Christine Meyer, a K-4 PE teacher at Harris Elementary in St. Charles, was part of the 2022-2023 STEM TQ Cohort. She came in fully expecting to learn more about how to integrate STEM in her content area.
“I was pleasantly surprised with how much we learned about cultural consciousness and educational justice,” says Meyer. “I am in this now, reading books, listening to podcasts, anything I can do to know more about being part of the solution. STEM TQ has changed how I respond to students and my peers who come to the classroom with life experiences that might be totally different than mine.” Listen to what other TQ teachers have to say.
That is music to Deb Holmes’ ears. STEMpact Founder Deborah Patterson is pleased as well, remembering all that STEMpact set out to achieve with the program so laser-focused on teachers.
“Deb’s instincts to weave equity throughout STEM TQ created the best possible foundation for a program that has such potential to move the needle as we raise teacher awareness of people of color and others who are overlooked, simply not seen,” says Victoria May, executive director of the Institute for School Partnership at Washington University in St. Louis (ISP). “Our community is really fortunate to have had Deb Holmes as STEM TQ’s inaugural leader. She’s been instrumental in creating environments that re-energize teachers, help decision makers in school districts recognize the need for STEM learning and ultimately, include more learners who deserve a seat at the table.”
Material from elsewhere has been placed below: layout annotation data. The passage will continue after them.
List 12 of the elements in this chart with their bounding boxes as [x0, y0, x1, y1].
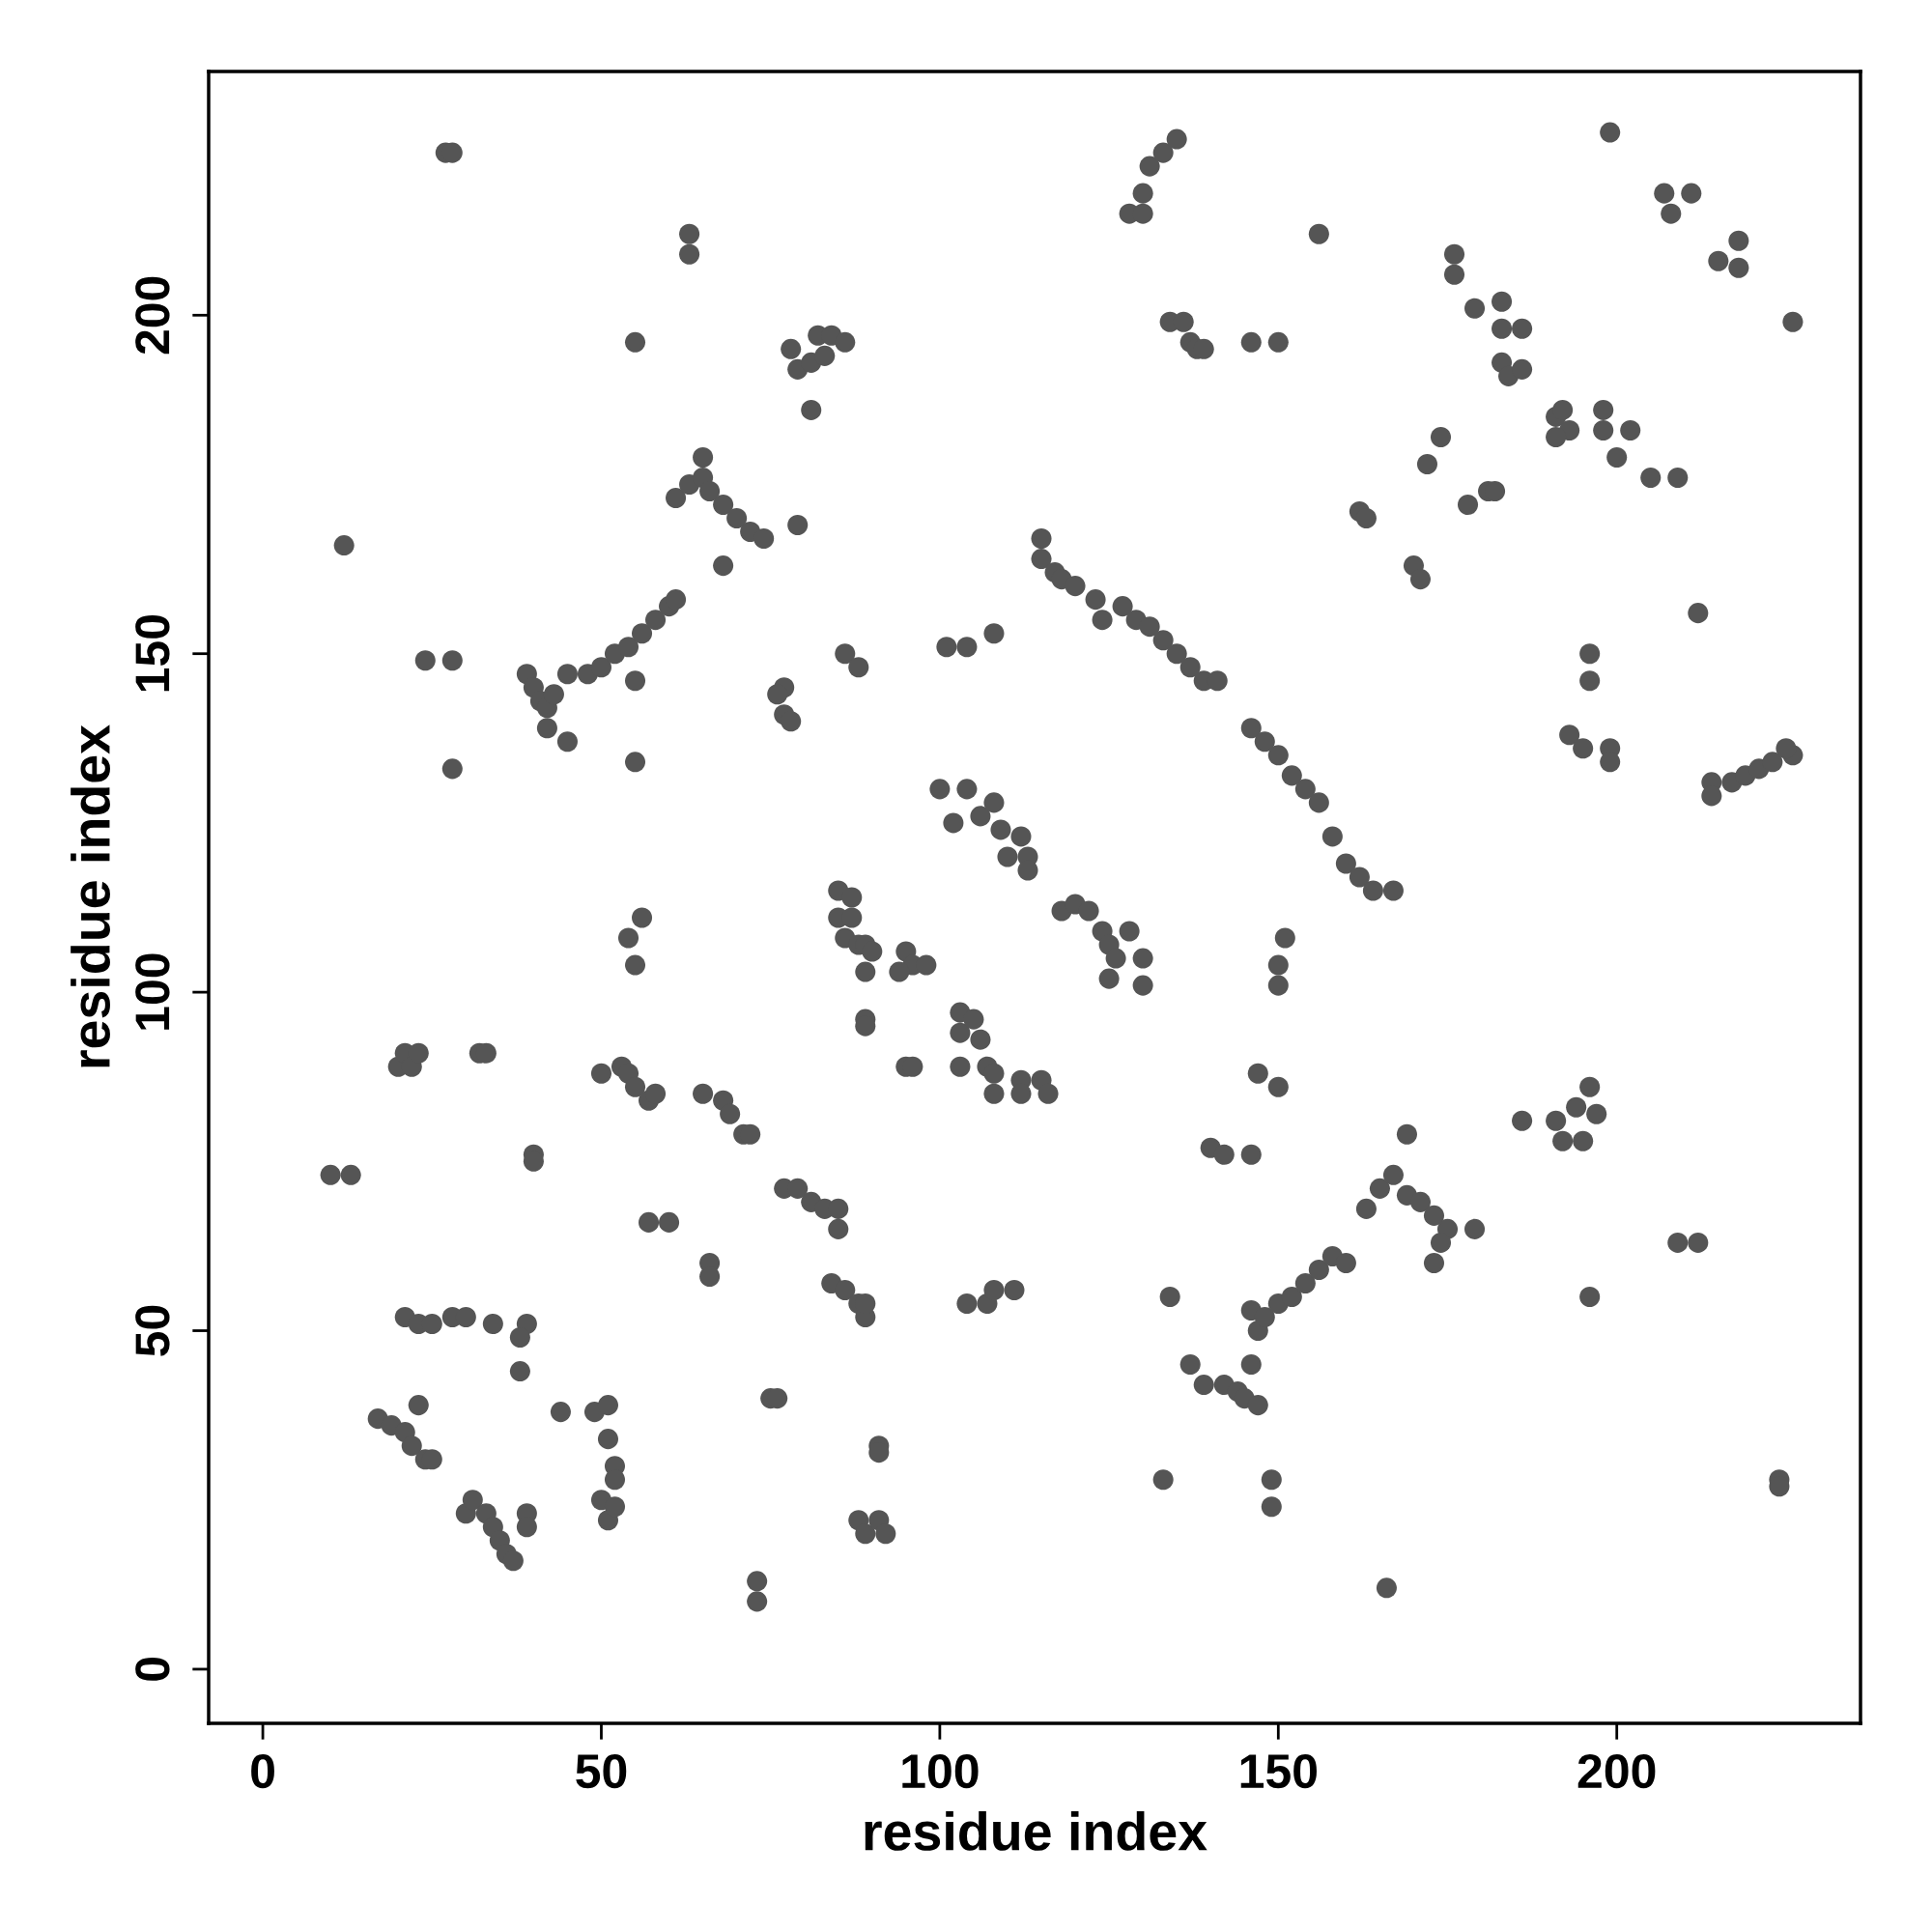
x-tick-label: 50 [576, 1753, 627, 1789]
x-tick-label: 150 [1240, 1753, 1317, 1789]
y-tick-label: 100 [135, 953, 170, 1030]
y-axis-title: residue index [71, 724, 110, 1067]
y-tick-label: 150 [135, 615, 170, 692]
x-axis-title: residue index [865, 1811, 1208, 1851]
x-tick-label: 100 [902, 1753, 979, 1789]
y-tick-label: 200 [135, 276, 170, 355]
x-tick-label: 200 [1577, 1753, 1656, 1789]
x-tick-label: 0 [251, 1753, 274, 1789]
y-tick-label: 50 [135, 1305, 170, 1356]
y-tick-label: 0 [135, 1658, 170, 1681]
This year, as she passes the TQ leadership torch to Barbara Pener, another longtime TQ facilitator and seasoned STEM educator, Holmes is reflective about the strides made thus far.
“I am absolutely thrilled that we designed an experience that teachers tell us has made a difference. I would hope after ten years, that we’ve broken down more barriers,” Holmes muses, remaining hopeful about all that’s possible and still to be done.
“The world is changing very quickly. We don’t have a clue about the full, long-term impacts that Covid, gun violence, social media and remaining inequities will have on current and future generations. It’s my hope that by continuing this work, we will quit denying ourselves the talent that exists within the nontraditional demographics right here in our communities.”